図表1:米国の政策金利と米国株式株価、ボラティリティの推移
(期間:1999年9月〜2018年12月)
増加する企業債務
リーマンショック以降、世界的な金融緩和によって低格付けの企業においても資金調達がしやすい環境が続いていました。先進国の企業債務増加への懸念がIMFによって示されています。
「米国とユーロ圏では危機以降、投資適格でも下位(BBB)の社債残高は4倍となり、投機的格付債の残高もほぼ倍増している。そのため、大幅な景気後退や金融市場の急速なタイト化が起こると、信用リスクのプライシングが大幅に上昇し、多額の債務を抱えた企業の債務返済能力に問題が生じるかもしれない。他方で、金融政策や金融市場の緩和的な状態が続けば、債務の増加はさらに続き、将来的に大きな後退局面につながることも心配される。」(2019年4月「IMF国際金融安定性報告書」)
増加する企業債務(続き)
過去を振返ると、リーマンショック前の2004年の利上げ開始後、すぐには商工業ローンの延滞率は上昇せず、ハイイールド債のスプレッドも縮小していました。その後、金融引き締めが終了し金融緩和に転じ始める頃から商工業ローンの延滞率が上昇し始め、スプレッドも拡大していきました(図表2) 。
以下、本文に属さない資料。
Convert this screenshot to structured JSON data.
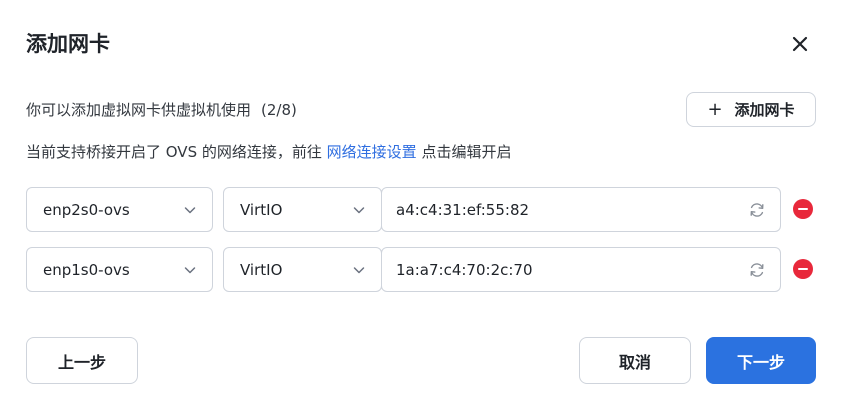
{
  "dialog": {
    "title": "添加网卡",
    "description": "你可以添加虚拟网卡供虚拟机使用",
    "count": "(2/8)",
    "add_button_label": "添加网卡",
    "notice_prefix": "当前支持桥接开启了 OVS 的网络连接，前往",
    "notice_link": "网络连接设置",
    "notice_suffix": "点击编辑开启"
  },
  "nics": [
    {
      "interface": "enp2s0-ovs",
      "model": "VirtIO",
      "mac": "a4:c4:31:ef:55:82"
    },
    {
      "interface": "enp1s0-ovs",
      "model": "VirtIO",
      "mac": "1a:a7:c4:70:2c:70"
    }
  ],
  "footer": {
    "prev_label": "上一步",
    "cancel_label": "取消",
    "next_label": "下一步"
  },
  "colors": {
    "primary": "#2b72e0",
    "link": "#2f6ee0",
    "danger": "#e8283b",
    "border": "#cfd4dc"
  },
  "icons": {
    "close": "close-icon",
    "add": "plus-icon",
    "dropdown": "chevron-down-icon",
    "refresh": "refresh-icon",
    "remove": "remove-circle-icon"
  }
}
図表2:米国の政策金利と商工業ローン延滞率、HY債スプレッドの推移
(期間:1999年9月〜2018年12月)
IMFの指摘によると世界の経済成長は低迷しており、さらに米中の貿易摩擦など下振れリスクがあります。今後、景気減速で負債を抱えている企業の業績が悪化した場合、金利負担が重くのしかかります。
金融緩和で低金利の状態が続いていても、もし市場の懸念が高まればスプレッドの拡大により負債を抱える企業の調達金利は上昇し、資金繰り破綻が続く恐れがあります。